Police strip searching of children is the real child protection scandal

Josie Appleton of Manifesto Club on how the police are not held to the same child safeguarding and welfare standards in place in other institutional settings

The Manifesto Club has long criticised ‘no touch’ policies for children. Some primary schools ban teachers from putting an arm around a child to comfort them, or ban putting on sunscreen. (The NUT only allows application of sunscreen after a ‘suitable risk assessment’.) Other schools ban children from touching each other, or tell them to ask permission before touching. Some schools have instituted a ‘school hug’ (which is carried out sideways) and a ‘school hand-hold’ (where the child holds the teacher’s lower arm).

But while touch by caring adults and peers is subject to suspicion and regulation, the police apparently can carry out intimate body searches with impunity.

While the touch of the citizen is seen as dangerous, the police searching of children – the most hostile, intrusive and humiliating touch – is seen as necessary and key to public safety.

We have been following StopWatch’s excellent work on the searching and strip searching of children. They have highlighted the case of Child Q, a 15-year-old black schoolgirl who was taken out of an exam and subjected to a strip search on school premises. Her intimate parts were exposed and she was made to take off her sanitary towel. No drugs were found.

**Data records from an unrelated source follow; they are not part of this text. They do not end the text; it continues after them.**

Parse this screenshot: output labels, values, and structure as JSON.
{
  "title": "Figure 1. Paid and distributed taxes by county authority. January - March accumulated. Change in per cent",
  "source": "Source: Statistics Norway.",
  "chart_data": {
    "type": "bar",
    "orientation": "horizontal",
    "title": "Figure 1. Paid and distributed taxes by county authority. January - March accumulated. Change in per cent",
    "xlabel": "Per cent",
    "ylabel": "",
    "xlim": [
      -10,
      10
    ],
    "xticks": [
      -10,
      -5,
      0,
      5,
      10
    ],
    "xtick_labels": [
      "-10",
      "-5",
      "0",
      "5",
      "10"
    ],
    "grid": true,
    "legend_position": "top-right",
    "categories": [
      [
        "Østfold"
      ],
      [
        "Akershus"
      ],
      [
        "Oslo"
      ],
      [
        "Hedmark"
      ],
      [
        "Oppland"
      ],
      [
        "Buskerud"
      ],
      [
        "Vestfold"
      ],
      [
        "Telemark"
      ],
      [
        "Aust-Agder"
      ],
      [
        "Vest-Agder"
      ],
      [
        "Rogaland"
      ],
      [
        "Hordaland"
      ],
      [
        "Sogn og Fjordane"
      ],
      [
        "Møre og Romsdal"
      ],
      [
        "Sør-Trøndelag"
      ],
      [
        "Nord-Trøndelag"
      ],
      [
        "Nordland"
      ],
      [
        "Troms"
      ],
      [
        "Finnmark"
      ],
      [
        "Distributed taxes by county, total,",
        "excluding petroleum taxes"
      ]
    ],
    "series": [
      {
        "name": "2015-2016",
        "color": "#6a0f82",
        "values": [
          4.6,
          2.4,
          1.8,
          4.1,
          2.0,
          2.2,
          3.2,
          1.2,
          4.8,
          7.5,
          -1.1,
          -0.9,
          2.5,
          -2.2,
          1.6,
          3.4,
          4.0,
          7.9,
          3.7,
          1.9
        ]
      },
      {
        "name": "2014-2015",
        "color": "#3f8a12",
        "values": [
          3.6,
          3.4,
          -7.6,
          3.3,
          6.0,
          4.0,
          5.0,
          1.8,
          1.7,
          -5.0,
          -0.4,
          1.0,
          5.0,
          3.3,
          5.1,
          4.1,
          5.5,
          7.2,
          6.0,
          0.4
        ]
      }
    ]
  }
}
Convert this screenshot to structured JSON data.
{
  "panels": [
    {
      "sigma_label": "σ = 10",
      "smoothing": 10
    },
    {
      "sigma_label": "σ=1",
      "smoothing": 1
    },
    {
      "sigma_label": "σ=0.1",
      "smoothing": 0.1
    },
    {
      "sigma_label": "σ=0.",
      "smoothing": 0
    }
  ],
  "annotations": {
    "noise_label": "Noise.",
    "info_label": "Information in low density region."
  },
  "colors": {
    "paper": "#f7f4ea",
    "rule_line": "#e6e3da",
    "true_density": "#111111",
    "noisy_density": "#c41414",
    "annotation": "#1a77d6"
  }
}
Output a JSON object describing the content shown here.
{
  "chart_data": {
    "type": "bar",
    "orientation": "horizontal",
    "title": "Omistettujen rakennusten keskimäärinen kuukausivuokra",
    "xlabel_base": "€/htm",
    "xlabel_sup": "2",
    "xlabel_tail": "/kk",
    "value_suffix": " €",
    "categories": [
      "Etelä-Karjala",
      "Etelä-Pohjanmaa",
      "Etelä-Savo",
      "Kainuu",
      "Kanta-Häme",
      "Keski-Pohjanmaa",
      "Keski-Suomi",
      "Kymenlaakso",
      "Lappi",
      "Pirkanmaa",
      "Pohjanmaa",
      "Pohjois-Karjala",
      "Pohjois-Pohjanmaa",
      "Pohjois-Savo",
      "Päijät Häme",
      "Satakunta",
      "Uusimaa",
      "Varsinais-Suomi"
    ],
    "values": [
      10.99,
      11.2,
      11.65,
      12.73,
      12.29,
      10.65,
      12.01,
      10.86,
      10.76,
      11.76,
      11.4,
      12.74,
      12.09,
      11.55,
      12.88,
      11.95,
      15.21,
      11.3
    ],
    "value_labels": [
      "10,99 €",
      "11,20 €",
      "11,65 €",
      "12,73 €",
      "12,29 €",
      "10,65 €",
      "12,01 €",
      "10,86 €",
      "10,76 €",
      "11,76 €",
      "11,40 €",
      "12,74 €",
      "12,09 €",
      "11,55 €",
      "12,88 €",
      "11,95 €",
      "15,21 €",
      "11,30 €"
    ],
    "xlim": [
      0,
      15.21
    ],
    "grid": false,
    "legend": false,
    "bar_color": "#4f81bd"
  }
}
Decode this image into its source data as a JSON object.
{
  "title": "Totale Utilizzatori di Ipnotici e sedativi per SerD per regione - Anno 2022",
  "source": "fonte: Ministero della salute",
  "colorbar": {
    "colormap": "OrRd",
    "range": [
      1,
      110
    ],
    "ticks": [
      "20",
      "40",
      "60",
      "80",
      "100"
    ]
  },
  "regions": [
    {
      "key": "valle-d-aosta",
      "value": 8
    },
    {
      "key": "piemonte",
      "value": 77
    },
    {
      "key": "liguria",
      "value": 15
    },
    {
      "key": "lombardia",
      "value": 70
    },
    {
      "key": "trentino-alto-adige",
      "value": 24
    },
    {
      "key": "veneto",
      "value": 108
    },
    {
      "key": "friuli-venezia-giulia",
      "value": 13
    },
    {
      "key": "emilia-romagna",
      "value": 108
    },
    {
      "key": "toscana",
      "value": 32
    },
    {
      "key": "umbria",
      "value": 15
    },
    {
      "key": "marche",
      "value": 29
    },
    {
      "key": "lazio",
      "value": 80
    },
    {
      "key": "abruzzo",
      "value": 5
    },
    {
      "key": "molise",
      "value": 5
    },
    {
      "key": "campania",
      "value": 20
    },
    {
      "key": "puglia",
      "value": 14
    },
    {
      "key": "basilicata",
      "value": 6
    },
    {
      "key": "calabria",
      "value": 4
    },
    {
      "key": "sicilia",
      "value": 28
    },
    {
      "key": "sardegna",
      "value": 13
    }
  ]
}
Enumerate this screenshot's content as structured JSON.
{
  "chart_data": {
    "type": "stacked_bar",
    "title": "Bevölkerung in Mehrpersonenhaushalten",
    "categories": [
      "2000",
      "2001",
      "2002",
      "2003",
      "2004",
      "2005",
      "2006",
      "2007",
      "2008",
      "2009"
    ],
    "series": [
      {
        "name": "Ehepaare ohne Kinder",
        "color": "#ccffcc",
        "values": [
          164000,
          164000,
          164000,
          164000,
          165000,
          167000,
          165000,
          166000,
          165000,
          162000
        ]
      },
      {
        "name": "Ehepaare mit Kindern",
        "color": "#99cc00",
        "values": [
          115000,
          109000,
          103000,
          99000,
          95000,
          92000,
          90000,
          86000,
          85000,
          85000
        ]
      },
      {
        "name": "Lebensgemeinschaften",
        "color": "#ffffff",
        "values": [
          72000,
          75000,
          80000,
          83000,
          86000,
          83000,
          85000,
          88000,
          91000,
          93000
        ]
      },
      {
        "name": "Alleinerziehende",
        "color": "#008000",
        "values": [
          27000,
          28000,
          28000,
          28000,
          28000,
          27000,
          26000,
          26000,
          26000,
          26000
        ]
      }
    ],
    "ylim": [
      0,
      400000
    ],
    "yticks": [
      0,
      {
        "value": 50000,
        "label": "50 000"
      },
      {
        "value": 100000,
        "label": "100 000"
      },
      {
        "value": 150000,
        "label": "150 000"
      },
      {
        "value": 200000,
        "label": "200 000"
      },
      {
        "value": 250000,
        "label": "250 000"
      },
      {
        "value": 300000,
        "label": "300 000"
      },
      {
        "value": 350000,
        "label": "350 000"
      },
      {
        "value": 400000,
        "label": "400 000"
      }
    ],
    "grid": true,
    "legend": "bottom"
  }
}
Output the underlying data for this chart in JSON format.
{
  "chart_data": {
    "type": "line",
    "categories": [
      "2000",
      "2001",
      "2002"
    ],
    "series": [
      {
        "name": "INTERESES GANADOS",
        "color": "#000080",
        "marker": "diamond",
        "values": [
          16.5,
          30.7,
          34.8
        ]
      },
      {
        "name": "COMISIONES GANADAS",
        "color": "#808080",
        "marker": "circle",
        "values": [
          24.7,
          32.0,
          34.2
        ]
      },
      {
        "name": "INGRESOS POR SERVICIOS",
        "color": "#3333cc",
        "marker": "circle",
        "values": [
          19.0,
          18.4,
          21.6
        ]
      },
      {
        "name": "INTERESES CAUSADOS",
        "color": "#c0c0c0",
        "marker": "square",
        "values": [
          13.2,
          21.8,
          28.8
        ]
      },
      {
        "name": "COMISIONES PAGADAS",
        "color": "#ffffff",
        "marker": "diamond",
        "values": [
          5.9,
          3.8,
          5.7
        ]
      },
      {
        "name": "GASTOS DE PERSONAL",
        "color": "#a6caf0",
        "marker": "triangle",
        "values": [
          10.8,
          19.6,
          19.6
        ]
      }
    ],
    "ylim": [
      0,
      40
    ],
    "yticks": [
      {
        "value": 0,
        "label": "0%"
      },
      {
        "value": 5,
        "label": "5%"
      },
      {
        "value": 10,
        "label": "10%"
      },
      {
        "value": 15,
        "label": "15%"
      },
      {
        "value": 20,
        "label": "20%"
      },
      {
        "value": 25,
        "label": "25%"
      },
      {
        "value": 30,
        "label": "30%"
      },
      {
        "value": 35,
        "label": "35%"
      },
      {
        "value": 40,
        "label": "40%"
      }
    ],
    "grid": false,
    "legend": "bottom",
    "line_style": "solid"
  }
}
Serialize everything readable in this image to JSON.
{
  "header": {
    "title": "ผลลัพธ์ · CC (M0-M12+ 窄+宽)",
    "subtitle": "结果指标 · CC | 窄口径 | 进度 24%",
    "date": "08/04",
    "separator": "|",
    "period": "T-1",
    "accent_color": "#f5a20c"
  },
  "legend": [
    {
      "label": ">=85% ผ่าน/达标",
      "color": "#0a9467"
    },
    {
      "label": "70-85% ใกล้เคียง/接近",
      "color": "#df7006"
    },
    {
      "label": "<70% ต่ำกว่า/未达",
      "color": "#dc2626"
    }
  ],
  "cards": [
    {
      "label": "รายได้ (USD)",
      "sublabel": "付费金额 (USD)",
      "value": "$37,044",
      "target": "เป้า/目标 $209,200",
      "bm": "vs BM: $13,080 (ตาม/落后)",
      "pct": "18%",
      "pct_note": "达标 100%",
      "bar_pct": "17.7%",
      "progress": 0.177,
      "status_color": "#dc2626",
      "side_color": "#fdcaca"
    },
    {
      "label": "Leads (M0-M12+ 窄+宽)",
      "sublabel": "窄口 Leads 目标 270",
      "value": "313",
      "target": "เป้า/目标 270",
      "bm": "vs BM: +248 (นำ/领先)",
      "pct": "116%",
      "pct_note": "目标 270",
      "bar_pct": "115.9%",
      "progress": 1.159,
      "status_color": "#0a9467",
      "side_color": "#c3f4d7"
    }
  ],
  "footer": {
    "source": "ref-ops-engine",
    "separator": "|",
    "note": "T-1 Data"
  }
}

A recent StopWatch newsletter reported that at least 317 under-10s were stopped and searched in 2023, disproportionately black or Asian youngsters (81% of these searches involved no further action). In total over 107,763 children were subjected to stop and search in 2023.

Strip searches of children are terrifyingly high. 3,122 strip searches were carried out on children in the year up to March 2023 (more than 60 children a week). A report by the Children’s Commissioner found that the police had strip searched children as young as 8, including in amusement parks and takeaway outlets.

After the child Q scandal, the Home Office is reviewing its policy on strip searching children (to which StopWatch has responded here), but these changes seem to be mainly about allowing children to choose where they are strip searched, and which adults are present.

In truth, the current narrative has things upside down. It is the police search that is the violation: it treats the child as a suspect, their body as a receptacle of dangerous items. Child Q says that since the search she ‘can’t go a single day without wanting to scream, shout, cry or just give up‘. One testimony described strip searching as ‘state-sanctioned sexual assault’.

Meanwhile, touch from caring adults – to comfort or guide a child – is essential to their welfare. Everyday touch (especially with young children) integrates them into the world, aids their development, and makes them feel safe and cared for.

StopWatch argues that there should be no police strip searching of children. This is absolutely right. The true child abuse is not hugs in primary schools but the intimate searching of children by the state.